Wednesday, October 14, 2009

Micro-Teaching Number 2

Lesson Plan:
Learning Outcomes: Be confident in making estimations, understand error in estimation, problem solving.

Hook: Fermi brief introduction and story about estimating TNT in atomic bomb. Talk about in everyday life when we use estimation: tipping, tax, time, distances (driving).

Pretest: How many 10-dollar bills would it take to cover the surface of Canada? Answer: 950 trillion!
Canada: 9 984 670 km^210
Dollar bill: 1.05*10^-8 km^2
950 trillion.

Lesson Part 1: Understand the problem -> Think of a plan -> Carry out the plan

Go through the example and how we would solve it using those three steps.

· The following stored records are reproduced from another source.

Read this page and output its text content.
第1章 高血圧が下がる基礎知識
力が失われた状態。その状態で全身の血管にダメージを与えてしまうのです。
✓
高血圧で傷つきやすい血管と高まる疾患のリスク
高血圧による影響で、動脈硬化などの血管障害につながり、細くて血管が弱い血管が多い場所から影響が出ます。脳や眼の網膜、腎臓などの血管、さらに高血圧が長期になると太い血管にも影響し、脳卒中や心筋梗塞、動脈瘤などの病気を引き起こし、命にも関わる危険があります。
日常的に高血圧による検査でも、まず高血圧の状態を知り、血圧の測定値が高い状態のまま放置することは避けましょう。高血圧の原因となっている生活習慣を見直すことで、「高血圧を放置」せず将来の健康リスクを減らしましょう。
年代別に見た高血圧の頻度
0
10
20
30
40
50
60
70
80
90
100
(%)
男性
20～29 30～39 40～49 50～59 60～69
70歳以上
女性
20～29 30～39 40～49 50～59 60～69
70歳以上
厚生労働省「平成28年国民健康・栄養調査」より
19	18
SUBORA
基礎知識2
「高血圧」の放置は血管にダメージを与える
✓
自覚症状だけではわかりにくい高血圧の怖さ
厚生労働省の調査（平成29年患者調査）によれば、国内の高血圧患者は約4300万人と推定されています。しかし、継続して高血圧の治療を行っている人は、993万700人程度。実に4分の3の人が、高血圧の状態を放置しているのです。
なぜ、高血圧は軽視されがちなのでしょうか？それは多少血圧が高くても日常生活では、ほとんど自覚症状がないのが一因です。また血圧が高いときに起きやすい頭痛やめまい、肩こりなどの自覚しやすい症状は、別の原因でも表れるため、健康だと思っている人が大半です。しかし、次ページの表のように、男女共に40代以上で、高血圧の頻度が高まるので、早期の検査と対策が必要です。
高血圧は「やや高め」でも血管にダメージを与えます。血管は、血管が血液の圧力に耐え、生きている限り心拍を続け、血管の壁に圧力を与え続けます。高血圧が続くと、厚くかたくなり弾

Activity: In groups of 3-4, hand out one problem to be solved by the group in the same way we have just shown. Each group will have basically the same problem, but one group has access to computers, one has access to calculators only, one has no computer/calculator, and one has limited information from the problem. Question: How many songs does a radio station play per week? Groups 1-3 will be told it is a classical station.

After 5 mins, have groups share their answer and how they got it. After they've all shared talk about error and which group they think was closest in their estimation.

Post-Test: Assign a few problems for homework.

Summary/Conclusion: Scientists often look for Fermi estimates of the answer to a problem before turning to more sophisticated methods to calculate a precise answer. This provides a useful check on the results: where the complexity of a precise calculation might obscure a large error, the simplicity of Fermi calculations makes them far less susceptible to such mistakes. (Performing the Fermi calculation first is preferable because the intermediate estimates might otherwise be biased by knowledge of the calculated answer.)